- Born: July 10, 1925 Morristown, New Jersey, U.S.
- Died: October 12, 2015 (aged 90) Salt Lake City, Utah, U.S.
- Occupations: Visual artist, architect
- Spouse: Robert Bliss (1947–2015)

= Anna Campbell Bliss =

American painter and architect

Anna Campbell Bliss (July 10, 1925 – October 12, 2015) was an American visual artist and architect. Her trademark artwork blends color, lights, mathematics, movement, science and technology. A modernist artist, Bliss, who was a pioneer of early computer generated art during the 1960s, was one of the first artists to utilize computer technology in her artwork. Examples of her work are included in the collections of the Art Institute of Chicago, the Cliff Lodge in Alta, the J. Willard Marriott Library, the Metropolitan Museum of Art, the Utah Museum of Contemporary Art, Southern Utah Museum of Art, and the Utah Museum of Fine Arts. She also designed houses with her husband, architect and professor Robert Bliss, through their architectural practice, Bliss & Campbell Architects.

Bliss was based in Salt Lake City for much of her career. Some of her largest and best known work can be found throughout Salt Lake City and the surrounding region, including her first public commission, "Windows", a 30-foot mural composed of squares which was installed from 1989 to 1990 at the former date processing center at the Utah State Capitol; "Light of Grace", a stained glass wall of windows installed at Saint Thomas More Catholic Church in Sandy, Utah, in 1993; and "Extended Vision", installed from 2001 to 2003, a series of screenprinted and etched plates which are on display in the lobby of the Cowles Mathematics Building at the University of Utah. One of Bliss' major art commissions included "Discoverers," a mural recalling the topography of Salt Lake City, which was officially unveiled in Concourse E of Salt Lake City International Airport in 1996. During the creation of "Discoverers," tested the attitudes of socially conservative Utah by including nudes in the mural. However, as she later explained in a 2012 interview, ""I included nudes in a minor way, just to establish a relationship between the ideas and people...Because of local attitudes, I couldn't have the nudes." Instead, she added computer generated figures to the airport's mural at the suggestion of one of her assistants.

==Biography==
Bliss was born Anna Campbell in Morristown, New Jersey, on July 10, 1925. She attended Wellesley College, where she received her bachelor's degree in art history and mathematics in 1946. In 1950, Campbell completed a master's degree in architecture from Harvard University. She, who was influenced by Bauhaus, also studied art theory under György Kepes at M.I.T. and later became a student of Josef Albers through a workshop in Minnesota. She also studied engineering at New York University.

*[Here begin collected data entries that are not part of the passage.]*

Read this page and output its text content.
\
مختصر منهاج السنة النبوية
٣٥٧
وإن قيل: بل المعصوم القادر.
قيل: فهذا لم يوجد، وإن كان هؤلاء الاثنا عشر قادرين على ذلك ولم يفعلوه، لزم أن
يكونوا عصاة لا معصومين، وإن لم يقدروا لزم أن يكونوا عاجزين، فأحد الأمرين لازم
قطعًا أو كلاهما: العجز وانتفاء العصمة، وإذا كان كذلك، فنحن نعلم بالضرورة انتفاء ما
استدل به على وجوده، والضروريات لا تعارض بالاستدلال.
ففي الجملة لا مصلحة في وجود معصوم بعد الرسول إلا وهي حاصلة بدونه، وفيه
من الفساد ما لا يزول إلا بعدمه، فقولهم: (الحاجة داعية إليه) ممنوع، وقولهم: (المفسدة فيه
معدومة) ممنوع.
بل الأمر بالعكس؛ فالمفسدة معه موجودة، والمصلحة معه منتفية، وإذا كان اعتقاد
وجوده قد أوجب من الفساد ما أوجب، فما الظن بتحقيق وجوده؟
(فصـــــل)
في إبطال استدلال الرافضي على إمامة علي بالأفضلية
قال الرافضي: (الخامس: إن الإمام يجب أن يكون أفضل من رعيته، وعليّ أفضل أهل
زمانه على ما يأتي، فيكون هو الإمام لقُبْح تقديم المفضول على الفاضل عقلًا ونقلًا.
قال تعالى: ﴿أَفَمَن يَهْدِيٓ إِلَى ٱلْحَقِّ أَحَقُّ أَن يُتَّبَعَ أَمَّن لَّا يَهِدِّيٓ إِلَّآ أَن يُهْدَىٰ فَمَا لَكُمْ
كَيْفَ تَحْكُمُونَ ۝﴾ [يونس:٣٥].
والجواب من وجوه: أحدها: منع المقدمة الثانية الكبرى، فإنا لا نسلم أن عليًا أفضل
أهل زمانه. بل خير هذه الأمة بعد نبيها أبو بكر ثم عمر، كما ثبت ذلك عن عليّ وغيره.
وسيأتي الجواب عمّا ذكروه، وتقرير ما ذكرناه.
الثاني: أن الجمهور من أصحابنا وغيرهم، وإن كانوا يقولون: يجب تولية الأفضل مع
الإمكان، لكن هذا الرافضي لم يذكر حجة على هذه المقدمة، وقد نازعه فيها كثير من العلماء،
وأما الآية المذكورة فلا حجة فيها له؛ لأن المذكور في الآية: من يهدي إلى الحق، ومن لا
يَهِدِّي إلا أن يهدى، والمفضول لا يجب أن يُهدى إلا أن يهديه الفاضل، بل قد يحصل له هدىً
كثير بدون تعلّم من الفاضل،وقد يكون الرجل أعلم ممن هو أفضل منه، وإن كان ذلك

Campbell, who was 22-years old at the time, met her future husband, Robert Bliss, who was 26, at a dinner party in 1947. They married after just three months together and remained together 68 years. They traveled throughout Europe after their wedding. Robert Bliss was hired as an architecture teacher in Minnesota in 1954. The couple soon established their own architectural firm, Bliss & Campbell Architects. Together, Anna Campbell Bliss and her husband designed residential homes which incorporated their natural surroundings.

Robert Bliss applied, and was hired, as the dean of the Department of Architecture at the University of Utah, now called the College of Architecture + Planning, in 1963. He served as dean from 1963 until 1986, which necessitated a move from Minnesota to Utah. Anna Campbell Bliss initially disliked her relocation to Utah, telling the Salt Lake Tribune in 2012, "I was very involved with the Walker [Art Center] and Minneapolis' art scene. I didn't find that degree of stimulation in the art world here." To combat this, Bliss enrolled in screen printing and computer programming courses and studied movement and dance at the Utah Repertory Dance Theatre to find inspiration. She incorporated these influences into her work.

Bliss began to lose her eyesight to macular degeneration during the 2000s. She regained her sight through a series of eye injections administered every six weeks for a six-month period at the Moran Eye Center at the University of Utah.

Filmmaker Cid Collins Walker, a Utah-based near Washington D.C., produced and directed a 2010 documentary focusing on Bliss' life and career called "Arc of Light: A Portrait of Anna Campbell Bliss."

Anna Campbell Bliss died at her home in Salt Lake City on October 12, 2015, at the age of 90. She was survived by her husband of 68 years, Robert Bliss. Her funeral was held at the Cathedral of the Madeleine.